われ遂に富士に登らず老いにけり 川端康成 評者: 松下カロ

 富士山が世界遺産に加わることとなった。今夏は例年に増して多くの登山者がこの美しい山を訪れることだろう。富士を詠んだ句は数多いが、これは異色の一作。川端康成の小説『山の音』(1954年)の主人公の心をよぎった遠景の富士である。季語もない、溜め息のような一行に、ゆくりなく呟かれた富士は、川端文学の扉を開く鍵となる。
 老境にさしかかった会社役員、信吾は、息子の若い妻、菊子に惹かれている。菊子もまた優しい舅に心を許す。物語には、様々な小道具、仔犬、蝉、鮎、向日葵などが配され、二人の心理の微妙な揺れが描かれる。富士山は、その象徴的アイテムの一つ。
 義父と嫁の間に通う思慕は美しいが危険でもある。ある晩、信吾は、明媚な風景の中で若い娘を腕に抱く夢を見る。翌朝、彼の内的視野に現われたイメージは富士であった。
   われ遂に富士に登らず老いにけり
 「ふと浮かんだ言葉だが、意味ありげに思えるので、くりかえしつぶやいてみた。」(『山の音』)
 登らない(登れない)富士とは何だろう。清麗な山との永遠の距離を詠んだ一句は、二十代の作品『伊豆の踊子』以来、川端が追い続けた無垢な少女への執着に繋がる。富士は聖なる、そして禁忌の場所だった。十七文字はこのような役割を負うこともあるのだ。

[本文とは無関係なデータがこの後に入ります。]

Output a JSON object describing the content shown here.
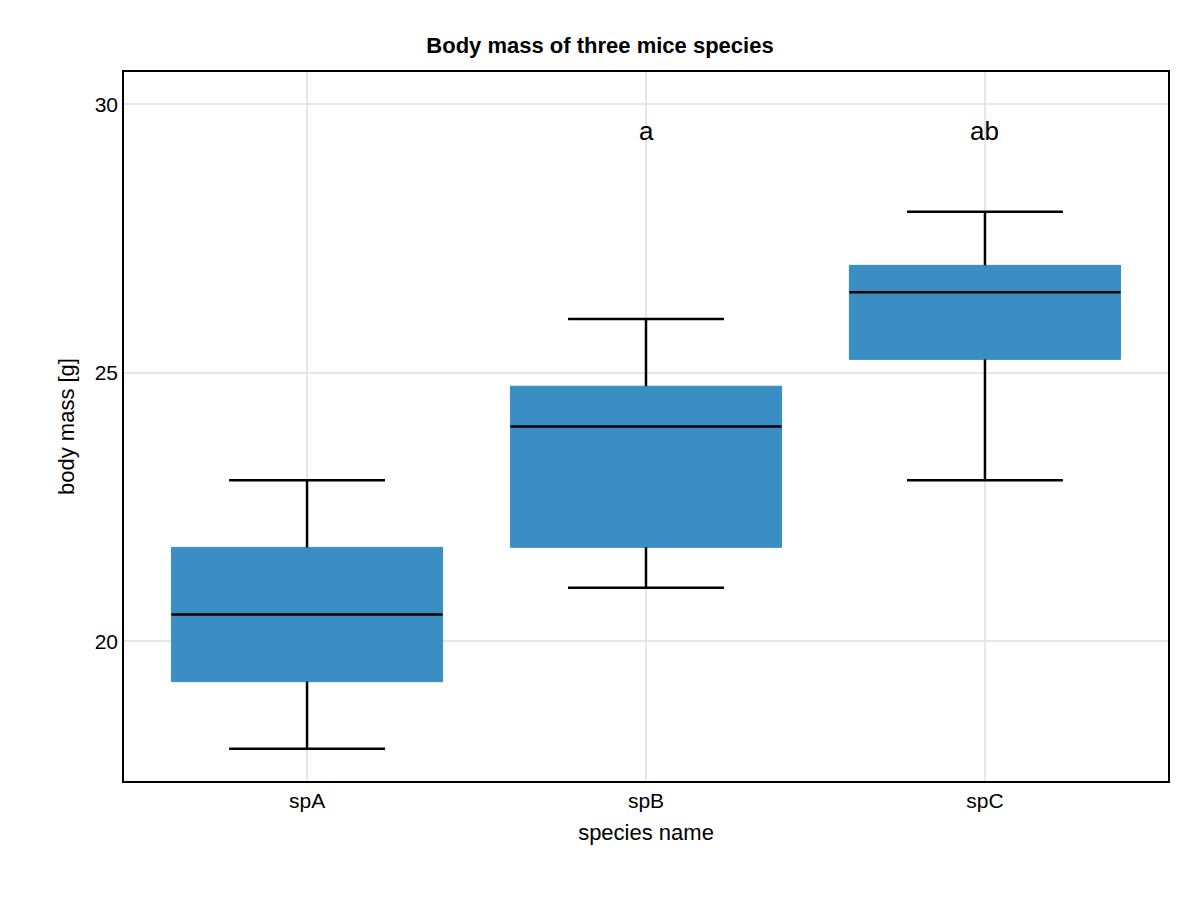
{
  "chart_data": {
    "type": "box",
    "title": "Body mass of three mice species",
    "x_label": "species name",
    "y_label": "body mass [g]",
    "categories": [
      "spA",
      "spB",
      "spC"
    ],
    "lower_whisker": [
      18,
      21,
      23
    ],
    "q1": [
      19.25,
      21.75,
      25.25
    ],
    "median": [
      20.5,
      24,
      26.5
    ],
    "q3": [
      21.75,
      24.75,
      27
    ],
    "upper_whisker": [
      23,
      26,
      28
    ],
    "color": "#3a8ec3",
    "ylim": [
      17.4,
      30.6
    ],
    "yticks": [
      20,
      25,
      30
    ],
    "grid": true,
    "annotations": [
      {
        "category": "spB",
        "y": 29.5,
        "text": "a"
      },
      {
        "category": "spC",
        "y": 29.5,
        "text": "ab"
      }
    ]
  }
}
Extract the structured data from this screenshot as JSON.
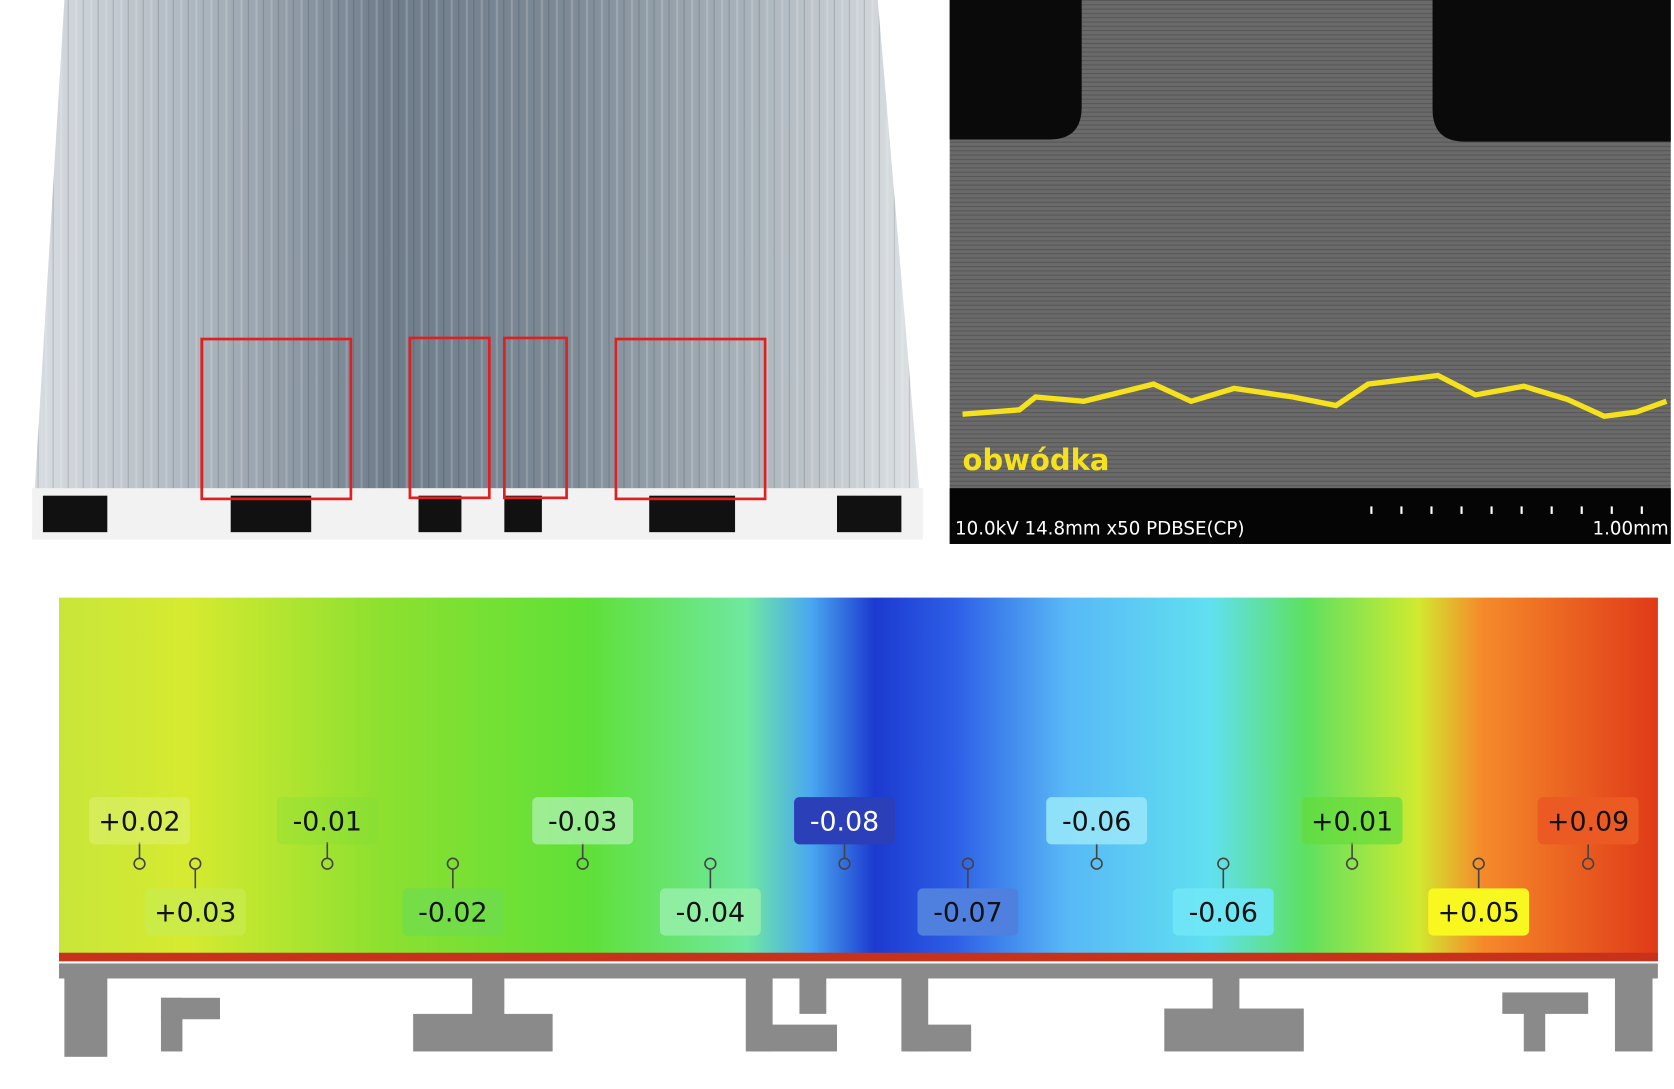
{
  "sem": {
    "annotation": "obwódka",
    "info": "10.0kV 14.8mm x50 PDBSE(CP)",
    "scale": "1.00mm"
  },
  "deviation_map": {
    "labels": [
      "+0.02",
      "+0.03",
      "-0.01",
      "-0.02",
      "-0.03",
      "-0.04",
      "-0.08",
      "-0.07",
      "-0.06",
      "-0.06",
      "+0.01",
      "+0.05",
      "+0.09"
    ]
  }
}
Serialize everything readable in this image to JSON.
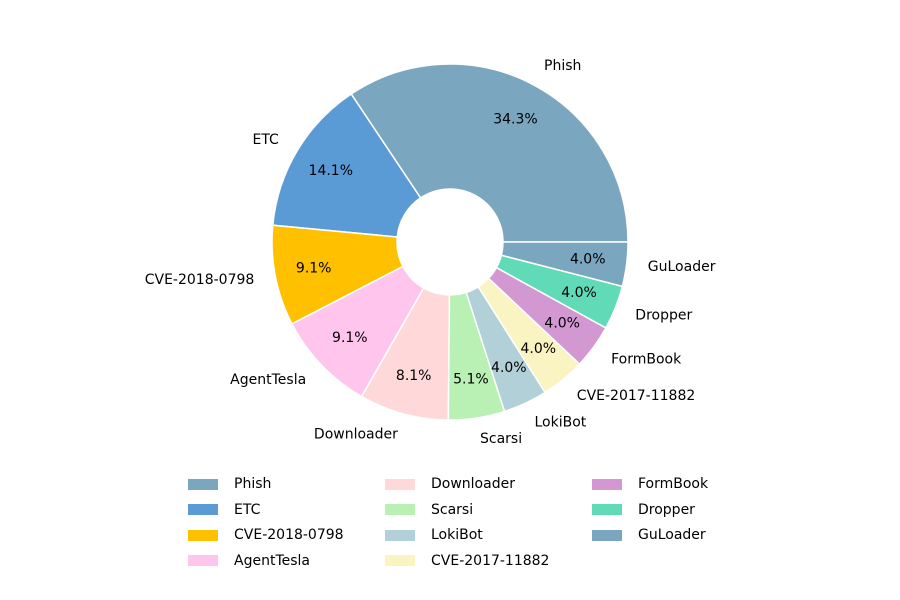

 川端康成は『雪国』で文名を馳せ、戦後も『みづうみ』『千羽鶴』などを旺盛に執筆、1968年ノーベル文学賞を受賞した。文字通り山頂を極めた作家は、四年後、自ら命を断つ。原因は不明だが、身辺にいた少女への失恋があったとも・・・。川端の富士は、其処に在るが、同時に何処にも無い、夢の中の富士だろうか。